Jack’s Monday Book Review

Sunset Song – Lewis Grassic Gibbon (James Leslie Mitchell)

When I was attending high school in Dunfermline, I don’t recall studying any Scottish authors whatsoever. English and American, yes, but no Scots.

It was only later in life and by way of a television adaptation that I was introduced to the works of Grassic Gibbon. He was born and grew up in Kincardineshire (also known as The Mearns), which, due to the vagaries of successive reorganizations of local government, no longer exists as a separate entity. Sunset Song is a longish short story, the first in a trilogy and all based in The Mearns. Like his famous predecessor Robert Burns, Grassic Gibbon captures rural life, speech and attitudes perfectly – in fact I think of him as a kind of novelist successor to Burns.

In the book Chris Guthrie’s mother kills her baby twins and herself after learning she is pregnant yet again. Chris, her older brother Will, and her father send two younger children to stay with relatives and continue to run the farm on their own. Will emigrates to Argentina with his young bride, Mollie Douglas because he and his father argue constantly. Chris is left to do all the work around the house when her father suffers a debilitating stroke and eventually dies.

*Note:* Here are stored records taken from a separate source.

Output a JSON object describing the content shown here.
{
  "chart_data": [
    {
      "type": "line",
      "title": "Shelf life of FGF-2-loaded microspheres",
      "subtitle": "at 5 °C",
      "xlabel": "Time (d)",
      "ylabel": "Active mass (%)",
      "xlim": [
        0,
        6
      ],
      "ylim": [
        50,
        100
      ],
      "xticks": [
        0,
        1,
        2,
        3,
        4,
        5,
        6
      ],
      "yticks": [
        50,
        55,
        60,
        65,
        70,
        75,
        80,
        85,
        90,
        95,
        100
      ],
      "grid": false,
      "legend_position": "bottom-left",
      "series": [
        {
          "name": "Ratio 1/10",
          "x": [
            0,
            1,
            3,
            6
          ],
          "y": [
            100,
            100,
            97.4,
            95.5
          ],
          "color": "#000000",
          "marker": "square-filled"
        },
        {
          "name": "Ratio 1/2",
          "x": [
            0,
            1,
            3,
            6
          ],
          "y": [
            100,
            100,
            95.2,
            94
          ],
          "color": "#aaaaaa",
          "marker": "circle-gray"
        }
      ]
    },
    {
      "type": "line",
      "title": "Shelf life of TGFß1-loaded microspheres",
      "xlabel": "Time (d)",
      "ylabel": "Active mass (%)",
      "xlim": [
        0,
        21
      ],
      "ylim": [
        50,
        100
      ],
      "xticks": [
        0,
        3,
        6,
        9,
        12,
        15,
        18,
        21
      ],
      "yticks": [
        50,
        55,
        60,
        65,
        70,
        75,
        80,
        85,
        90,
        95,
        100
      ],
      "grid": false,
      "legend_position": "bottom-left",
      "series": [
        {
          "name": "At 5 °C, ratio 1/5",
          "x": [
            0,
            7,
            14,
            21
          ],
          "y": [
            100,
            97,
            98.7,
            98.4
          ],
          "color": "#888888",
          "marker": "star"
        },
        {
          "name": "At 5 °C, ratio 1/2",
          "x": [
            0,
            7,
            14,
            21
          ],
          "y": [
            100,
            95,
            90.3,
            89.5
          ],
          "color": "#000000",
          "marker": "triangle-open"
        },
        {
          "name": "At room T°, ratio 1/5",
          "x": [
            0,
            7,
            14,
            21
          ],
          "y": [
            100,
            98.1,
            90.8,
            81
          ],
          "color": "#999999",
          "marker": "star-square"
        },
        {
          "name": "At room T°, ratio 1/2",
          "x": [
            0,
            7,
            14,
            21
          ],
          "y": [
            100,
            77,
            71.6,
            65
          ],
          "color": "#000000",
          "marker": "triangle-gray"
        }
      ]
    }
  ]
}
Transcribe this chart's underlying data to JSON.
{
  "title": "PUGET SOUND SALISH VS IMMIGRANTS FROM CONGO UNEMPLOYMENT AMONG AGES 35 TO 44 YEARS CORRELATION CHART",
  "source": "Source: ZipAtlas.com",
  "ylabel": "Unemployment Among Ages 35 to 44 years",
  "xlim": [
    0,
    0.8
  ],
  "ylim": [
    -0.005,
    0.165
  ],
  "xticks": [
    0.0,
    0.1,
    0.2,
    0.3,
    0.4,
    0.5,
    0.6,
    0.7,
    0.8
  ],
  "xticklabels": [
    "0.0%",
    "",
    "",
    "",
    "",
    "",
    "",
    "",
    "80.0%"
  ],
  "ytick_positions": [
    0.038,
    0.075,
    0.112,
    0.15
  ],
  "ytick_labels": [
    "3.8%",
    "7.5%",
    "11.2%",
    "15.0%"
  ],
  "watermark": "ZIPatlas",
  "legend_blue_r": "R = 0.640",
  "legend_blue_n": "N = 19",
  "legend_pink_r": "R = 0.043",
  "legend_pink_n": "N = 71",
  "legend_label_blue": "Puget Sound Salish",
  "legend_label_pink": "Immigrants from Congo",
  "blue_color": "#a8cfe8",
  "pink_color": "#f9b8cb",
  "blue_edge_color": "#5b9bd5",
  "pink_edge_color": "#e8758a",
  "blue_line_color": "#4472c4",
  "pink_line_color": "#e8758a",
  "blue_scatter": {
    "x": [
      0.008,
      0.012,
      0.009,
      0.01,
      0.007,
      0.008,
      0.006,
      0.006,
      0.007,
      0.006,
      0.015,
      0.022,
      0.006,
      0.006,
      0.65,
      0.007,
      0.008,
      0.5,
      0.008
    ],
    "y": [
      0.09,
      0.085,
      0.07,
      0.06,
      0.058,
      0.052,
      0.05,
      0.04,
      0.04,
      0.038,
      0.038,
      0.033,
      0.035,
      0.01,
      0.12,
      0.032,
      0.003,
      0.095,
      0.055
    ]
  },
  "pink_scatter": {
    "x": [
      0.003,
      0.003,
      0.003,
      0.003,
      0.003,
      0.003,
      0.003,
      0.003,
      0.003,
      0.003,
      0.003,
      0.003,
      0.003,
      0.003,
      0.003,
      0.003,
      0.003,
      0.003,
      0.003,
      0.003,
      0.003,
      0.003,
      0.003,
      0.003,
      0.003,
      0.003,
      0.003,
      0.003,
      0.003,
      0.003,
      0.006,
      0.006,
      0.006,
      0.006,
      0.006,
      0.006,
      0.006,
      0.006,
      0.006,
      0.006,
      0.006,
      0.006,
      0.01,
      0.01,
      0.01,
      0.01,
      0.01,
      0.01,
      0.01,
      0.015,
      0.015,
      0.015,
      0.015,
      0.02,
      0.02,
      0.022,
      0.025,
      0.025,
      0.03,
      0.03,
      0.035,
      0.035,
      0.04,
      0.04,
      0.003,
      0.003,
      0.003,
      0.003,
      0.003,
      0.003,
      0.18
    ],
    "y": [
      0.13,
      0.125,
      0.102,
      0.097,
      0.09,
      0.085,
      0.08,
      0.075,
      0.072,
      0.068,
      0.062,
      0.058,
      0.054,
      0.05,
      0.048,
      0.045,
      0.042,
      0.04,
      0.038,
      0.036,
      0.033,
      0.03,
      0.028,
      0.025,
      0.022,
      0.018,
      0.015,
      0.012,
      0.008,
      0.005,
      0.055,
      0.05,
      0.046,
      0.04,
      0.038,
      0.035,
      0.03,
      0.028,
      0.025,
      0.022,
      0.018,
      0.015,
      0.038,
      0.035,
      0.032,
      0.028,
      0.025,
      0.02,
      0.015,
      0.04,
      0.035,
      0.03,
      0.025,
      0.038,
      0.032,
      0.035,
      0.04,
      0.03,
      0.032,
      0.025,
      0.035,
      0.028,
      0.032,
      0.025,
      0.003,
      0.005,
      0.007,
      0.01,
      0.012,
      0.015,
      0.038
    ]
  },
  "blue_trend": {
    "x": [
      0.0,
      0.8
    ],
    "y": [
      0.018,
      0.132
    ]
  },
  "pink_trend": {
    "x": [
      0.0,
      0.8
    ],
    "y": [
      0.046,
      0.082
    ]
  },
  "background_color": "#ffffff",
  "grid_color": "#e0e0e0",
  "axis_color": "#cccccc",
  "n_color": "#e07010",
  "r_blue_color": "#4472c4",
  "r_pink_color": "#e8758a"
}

Chris marries Ewan Tavendale, a young farmer, and the happily married pair have a son, whom they also call Ewan. After World War I erupts, Ewan Sr. and many other young men join up. Ewan dies in the war, after a leave visit that proves he is much altered by his experiences, and Chris learns later that Ewan was shot as a deserter.

The book touches on many fundamental dilemmas of life, both personal and more wide-ranging; changing farming methods, relationships, pacifism, patriotism etc. I found it dually compelling, for its Scottish depictions and for its portrayal of people caught in difficult situations.

Finally – Grassic Gibbon, like Burns, invented a kind of fairly accessible half way house between Scots and English that retains just enough of Kincardineshire ‘spik’ for authenticity.

This is regarded as one of the greatest 20th Century works of Scottish literature and I heartily recommend it.

PS – a new movie version was made in 2015 and is due for release in the US in April 2016. The trailer looks gorgeous! https://youtu.be/sQqqkTdwv50

 

Remodeling #10

 

Jack’s weekly guest post –

Since we moved in here ten years ago we (and that means mostly I) have carried out some serious building projects. Some were simply needed because of the age of the building (built in 1903), some we chose to do and others were needed to meet certain legal requirements.

The first was redecorating most of the upstairs to make that area pleasant as living quarters, then I walled in the open car port to turn it into a garage complete with a window and an ‘up and over’ main door. Next was building a disabled ramp at the side of the porch and then re-shingling the roof. The upstairs bathroom got a complete make-over and shortly after we got a grant to completely renovate the front porch. We had earlier built a fire escape stair from upstairs which doubled as access to the yard for our dogs Zora and Bert, which turned out to be handy when we opened The Second Story Café.

Before we opened the café I had turned our dismal and cobwebby basement into our new living quarters (that’s chronicled in an earlier blog post) but I also had to install additional sinks and an extraction system in the upstairs kitchen. We had never had a separate heat and air system upstairs, so the advent of the café meant fitting a heat pump in the attic, running ducts to all the rooms and cutting holes in all the ceilings (very messy!).

Most of these jobs were interesting and challenging and I felt a definite sense of pride in my contribution to them although confirmed in my nervousness about plumbing and electrical work.

However, the latest jobs I had been putting to the end of the queue for years. The downstairs kitchen and bathroom both had old worn and curling vinyl flooring and I had been dreading fixing them. The first to be done was the bathroom and I used a floating planks system that proved much easier than I expected, so then it was time for the kitchen. We had divided this room with bookshelves as well as installing more along the walls on one side, so all the books had to be boxed and stored wherever we could find a corner followed by removing all the shelving into the garage. My good friend David Hamrick had arrived on Friday to help me and Wendy began boxing books on Saturday. By Sunday lunchtime we had all the books and shelves out and had started laying the new floor – more floating planks. By Monday afternoon we had the floor finished and the shelves back in place and this morning the last of the books were back.

DSCN1685

The old floor

DSCN1686

– and the new one

 

 

 

 

 

 

 

I’m absolutely sure of one thing though – there’s another job just waiting around the corner!